The need to analyze everything was returning, filling the spaces where raw emotion had briefly taken control. Soon, I'd be back in my office, surrounded by evidence boxes and behavioral profiles. I'd lose myself in data until I could almost forget how Marcus had bent me over his couch and how his careful control had finally shattered.

Almost.

My phone buzzed—a text from Sarah about new trace evidence found at the gym scene. The mundane normality of it made me laugh, a sharp sound in the empty street. Twelve hours ago, Iwas preparing a presentation on burn pattern analysis. Now, my skin wore a map of what happened when discipline failed.

The bruises would fade.
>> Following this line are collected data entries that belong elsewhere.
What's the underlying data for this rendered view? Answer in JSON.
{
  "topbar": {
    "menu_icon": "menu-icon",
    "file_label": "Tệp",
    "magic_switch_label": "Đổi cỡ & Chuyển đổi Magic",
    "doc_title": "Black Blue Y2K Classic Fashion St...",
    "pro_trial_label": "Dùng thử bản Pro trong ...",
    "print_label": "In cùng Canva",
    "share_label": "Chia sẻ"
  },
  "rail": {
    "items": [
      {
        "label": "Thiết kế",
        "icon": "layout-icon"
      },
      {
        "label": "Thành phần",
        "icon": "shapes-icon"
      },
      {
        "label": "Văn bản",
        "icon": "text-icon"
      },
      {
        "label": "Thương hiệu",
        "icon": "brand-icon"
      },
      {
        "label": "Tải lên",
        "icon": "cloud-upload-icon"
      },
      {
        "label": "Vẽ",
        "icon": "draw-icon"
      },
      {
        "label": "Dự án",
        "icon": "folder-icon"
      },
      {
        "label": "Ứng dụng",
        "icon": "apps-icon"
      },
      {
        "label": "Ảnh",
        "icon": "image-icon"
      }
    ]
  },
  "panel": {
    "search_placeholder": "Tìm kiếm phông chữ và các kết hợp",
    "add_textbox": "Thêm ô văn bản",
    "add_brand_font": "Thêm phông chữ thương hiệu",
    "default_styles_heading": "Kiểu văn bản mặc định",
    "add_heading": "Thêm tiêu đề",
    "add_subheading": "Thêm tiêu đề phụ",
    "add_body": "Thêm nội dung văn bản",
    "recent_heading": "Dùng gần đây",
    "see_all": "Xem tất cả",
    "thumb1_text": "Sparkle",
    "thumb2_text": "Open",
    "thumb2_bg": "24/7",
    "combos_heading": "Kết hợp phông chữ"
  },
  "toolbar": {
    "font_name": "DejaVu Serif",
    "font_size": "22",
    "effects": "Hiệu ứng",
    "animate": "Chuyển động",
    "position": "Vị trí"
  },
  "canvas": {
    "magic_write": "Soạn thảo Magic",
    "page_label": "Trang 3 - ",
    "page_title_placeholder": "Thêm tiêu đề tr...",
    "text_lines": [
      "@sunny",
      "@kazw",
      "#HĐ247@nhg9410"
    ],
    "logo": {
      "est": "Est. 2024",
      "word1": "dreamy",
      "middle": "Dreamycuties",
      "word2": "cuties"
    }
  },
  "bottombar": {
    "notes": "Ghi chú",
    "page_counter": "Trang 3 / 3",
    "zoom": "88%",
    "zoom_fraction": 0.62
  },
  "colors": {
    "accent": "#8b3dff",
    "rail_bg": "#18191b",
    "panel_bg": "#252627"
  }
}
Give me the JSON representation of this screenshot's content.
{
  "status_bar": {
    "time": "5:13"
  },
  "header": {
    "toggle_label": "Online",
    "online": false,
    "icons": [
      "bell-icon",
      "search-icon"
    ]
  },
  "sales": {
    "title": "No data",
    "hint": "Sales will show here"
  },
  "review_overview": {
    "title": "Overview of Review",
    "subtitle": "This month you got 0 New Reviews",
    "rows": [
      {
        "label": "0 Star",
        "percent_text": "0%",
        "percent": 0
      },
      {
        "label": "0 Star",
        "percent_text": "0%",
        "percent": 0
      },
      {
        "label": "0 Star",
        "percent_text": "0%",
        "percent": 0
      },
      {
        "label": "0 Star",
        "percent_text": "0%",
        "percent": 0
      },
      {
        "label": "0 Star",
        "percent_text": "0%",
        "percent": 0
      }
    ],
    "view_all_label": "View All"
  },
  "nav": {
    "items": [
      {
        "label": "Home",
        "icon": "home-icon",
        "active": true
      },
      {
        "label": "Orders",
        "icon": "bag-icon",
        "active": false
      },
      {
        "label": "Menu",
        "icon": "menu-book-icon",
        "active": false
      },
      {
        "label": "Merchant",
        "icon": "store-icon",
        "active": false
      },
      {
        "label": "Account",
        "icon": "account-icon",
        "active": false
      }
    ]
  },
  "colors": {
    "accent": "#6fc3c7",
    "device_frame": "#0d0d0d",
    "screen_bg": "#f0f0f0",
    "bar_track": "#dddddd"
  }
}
The case would progress. We'd maintain a professional distance because anything else risked missing crucial details that could keep Marcus alive. I'd focus on the evidence and patterns—dependable science that had defined my life before Marcus McCabe crashed through my careful walls.

But as I walked toward my car, and the ghost of his touch still burned against my skin, one truth remained impossible to analyze away: some part of me was already planning how to go back.

The scientist in me could explain the physical attraction—endorphins, adrenaline, the natural chemical response to danger and desire. The rest of me knew better. I knew that no amount of clinical distance could erase the way he'd looked at me.

I touched the marks on my neck, calculating the precise force required to break blood vessels beneath the skin. Tomorrow, I'd be Dr. Reynolds again, examining the evidence with professional detachment. Tonight, I let myself feel everything I'd have to deny in the morning.

The rain finally broke, soaking through my shirt. I didn't hurry to my car. The cold helped clear my head and helped rebuild the walls that would keep us both alive, but as I drove away, Marcus's words followed me into the darkness.

"Some things are worth the risk."

The scientist in me knew better. The rest of me wasn't so sure.

Chapter nine

Marcus

My turnout gear had melted in places, the edges fusing into shapes that would never quite come clean. Three hours of battling hell, and my body was paying the price. My arms were made of lead, my knees ached from kneeling in debris, and my lungs still hadn't adjusted to normal air. Even through my turnout coat, heat crawled over my skin like an itch I couldn't scratch.